November 5, 2015

Mega-Merger Rekindles Debate Over Corporate Taxes

SMITH BRAIN TRUST — Two massive drug companies, New York-based Pfizer and Dublin-based Allergan (maker of Botox), are discussing a merger that could end up being the biggest in a year of blockbuster combinations: The new company would have a market value of more than $300 billion. The merger also reignites debate over the corporate tax rate in the U.S., given that Pfizer's CEO has made it clear that a chief goal of the plan is to cut Pfizer's tax rate.

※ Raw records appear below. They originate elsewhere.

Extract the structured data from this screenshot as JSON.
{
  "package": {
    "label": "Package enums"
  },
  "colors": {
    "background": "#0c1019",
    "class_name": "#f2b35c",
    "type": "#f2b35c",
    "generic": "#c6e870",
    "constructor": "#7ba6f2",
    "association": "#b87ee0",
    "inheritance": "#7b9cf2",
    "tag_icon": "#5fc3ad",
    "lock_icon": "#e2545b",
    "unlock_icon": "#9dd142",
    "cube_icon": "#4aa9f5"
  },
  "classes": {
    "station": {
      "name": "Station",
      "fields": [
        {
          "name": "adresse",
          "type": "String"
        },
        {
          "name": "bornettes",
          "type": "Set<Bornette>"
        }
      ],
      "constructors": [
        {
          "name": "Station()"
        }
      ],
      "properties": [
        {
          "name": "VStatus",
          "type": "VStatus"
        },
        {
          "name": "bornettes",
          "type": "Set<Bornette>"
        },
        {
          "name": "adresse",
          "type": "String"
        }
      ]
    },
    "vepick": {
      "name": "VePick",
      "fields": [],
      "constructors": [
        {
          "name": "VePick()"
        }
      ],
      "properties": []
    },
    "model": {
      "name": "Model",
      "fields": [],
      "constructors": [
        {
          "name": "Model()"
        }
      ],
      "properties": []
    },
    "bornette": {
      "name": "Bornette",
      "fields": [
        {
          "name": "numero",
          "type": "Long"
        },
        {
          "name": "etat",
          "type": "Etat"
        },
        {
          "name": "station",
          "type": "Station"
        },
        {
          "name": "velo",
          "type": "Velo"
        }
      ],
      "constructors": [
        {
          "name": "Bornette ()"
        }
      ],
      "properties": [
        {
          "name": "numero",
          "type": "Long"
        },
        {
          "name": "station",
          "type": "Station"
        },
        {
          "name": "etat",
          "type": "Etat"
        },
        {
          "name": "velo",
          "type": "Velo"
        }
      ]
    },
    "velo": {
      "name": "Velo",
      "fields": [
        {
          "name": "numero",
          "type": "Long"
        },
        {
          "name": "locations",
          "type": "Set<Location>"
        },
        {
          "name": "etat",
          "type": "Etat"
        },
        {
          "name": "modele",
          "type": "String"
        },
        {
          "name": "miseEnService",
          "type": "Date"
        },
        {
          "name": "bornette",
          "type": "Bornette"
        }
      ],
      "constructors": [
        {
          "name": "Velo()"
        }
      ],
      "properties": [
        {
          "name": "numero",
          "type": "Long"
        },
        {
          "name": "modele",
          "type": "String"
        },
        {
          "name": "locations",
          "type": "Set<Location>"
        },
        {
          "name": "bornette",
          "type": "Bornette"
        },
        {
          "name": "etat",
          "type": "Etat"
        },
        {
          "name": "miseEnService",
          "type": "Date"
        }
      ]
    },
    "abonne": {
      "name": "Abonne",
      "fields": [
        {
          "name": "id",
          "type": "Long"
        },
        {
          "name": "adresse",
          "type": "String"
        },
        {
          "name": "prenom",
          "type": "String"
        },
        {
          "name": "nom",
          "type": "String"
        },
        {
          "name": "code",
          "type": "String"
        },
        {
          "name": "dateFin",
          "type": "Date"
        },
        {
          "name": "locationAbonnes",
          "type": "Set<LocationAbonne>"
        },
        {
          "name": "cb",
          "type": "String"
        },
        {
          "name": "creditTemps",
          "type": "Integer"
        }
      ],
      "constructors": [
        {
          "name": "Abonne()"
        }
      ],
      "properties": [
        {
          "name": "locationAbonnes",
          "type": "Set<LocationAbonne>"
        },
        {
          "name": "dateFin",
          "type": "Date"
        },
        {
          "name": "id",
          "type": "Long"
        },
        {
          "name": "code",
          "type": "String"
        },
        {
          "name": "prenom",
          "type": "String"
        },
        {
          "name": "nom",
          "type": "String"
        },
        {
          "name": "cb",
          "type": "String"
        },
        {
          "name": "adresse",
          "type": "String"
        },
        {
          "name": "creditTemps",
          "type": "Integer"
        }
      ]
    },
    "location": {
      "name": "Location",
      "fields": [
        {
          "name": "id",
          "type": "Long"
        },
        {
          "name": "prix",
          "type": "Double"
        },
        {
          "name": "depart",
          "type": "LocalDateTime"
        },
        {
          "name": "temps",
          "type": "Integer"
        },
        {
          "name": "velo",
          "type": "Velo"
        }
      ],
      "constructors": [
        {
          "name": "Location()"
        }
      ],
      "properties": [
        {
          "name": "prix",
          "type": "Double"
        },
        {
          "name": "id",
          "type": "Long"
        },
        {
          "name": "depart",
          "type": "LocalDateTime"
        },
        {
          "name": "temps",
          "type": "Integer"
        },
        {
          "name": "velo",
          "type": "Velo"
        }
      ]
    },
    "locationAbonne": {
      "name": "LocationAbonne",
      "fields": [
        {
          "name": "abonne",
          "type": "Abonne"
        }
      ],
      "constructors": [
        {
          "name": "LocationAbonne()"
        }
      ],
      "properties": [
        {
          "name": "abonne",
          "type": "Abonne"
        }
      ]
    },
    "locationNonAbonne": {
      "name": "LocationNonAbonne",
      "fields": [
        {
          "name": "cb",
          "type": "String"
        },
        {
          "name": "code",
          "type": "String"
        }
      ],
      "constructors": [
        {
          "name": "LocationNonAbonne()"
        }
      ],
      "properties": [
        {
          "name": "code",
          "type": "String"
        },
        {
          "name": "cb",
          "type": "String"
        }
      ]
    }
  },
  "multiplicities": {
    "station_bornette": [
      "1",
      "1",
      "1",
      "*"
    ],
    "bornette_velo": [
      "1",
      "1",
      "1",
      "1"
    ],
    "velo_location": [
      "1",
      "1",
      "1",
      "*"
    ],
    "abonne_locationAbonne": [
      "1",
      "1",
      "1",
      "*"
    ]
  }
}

Though Pfizer is twice the size of Allergan, the new company would have its headquarters in Dublin, where the corporate tax is 12.5 percent, compared with 35 percent in the U.S. Because it pays that higher rate, Pfizer has been competing against foreign companies “with one hand tied behind our back," CEO Ian Read said.

In 2014, President Obama blasted corporate inversions — moving headquarters abroad, for tax purposes — as "unpatriotic," and the Treasury Department introduced new rules to make them harder to pull off. But as long as powerful economic incentives exist, companies will find a way around regulations, says Michael Faulkender, a finance professor at the University of Maryland's Robert H. Smith School of Business.

“Most U.S. companies use complex accounting techniques to avoid the full 35 percent corporate tax rate," Faulkender says. "But that hardly means there isn't a problem. Any money spent on lawyers and accountants and bankers to structure those transactions is a deadweight loss. It's unproductive economic activity." He says the tax also encourages U.S. companies to keep profits overseas, to avoid the tax.

In theory, bringing the corporate tax in line with that of peer nations is a goal that Democrats and Republicans share. One sticking point is that Republicans want to combine corporate tax reform with reform of taxes on individuals — "rightly, in my view," says Faulkender — while President Obama wants to address the corporate tax as a separate issue. Progress on the issue is unlikely until 2017, according to one key Republican House leader.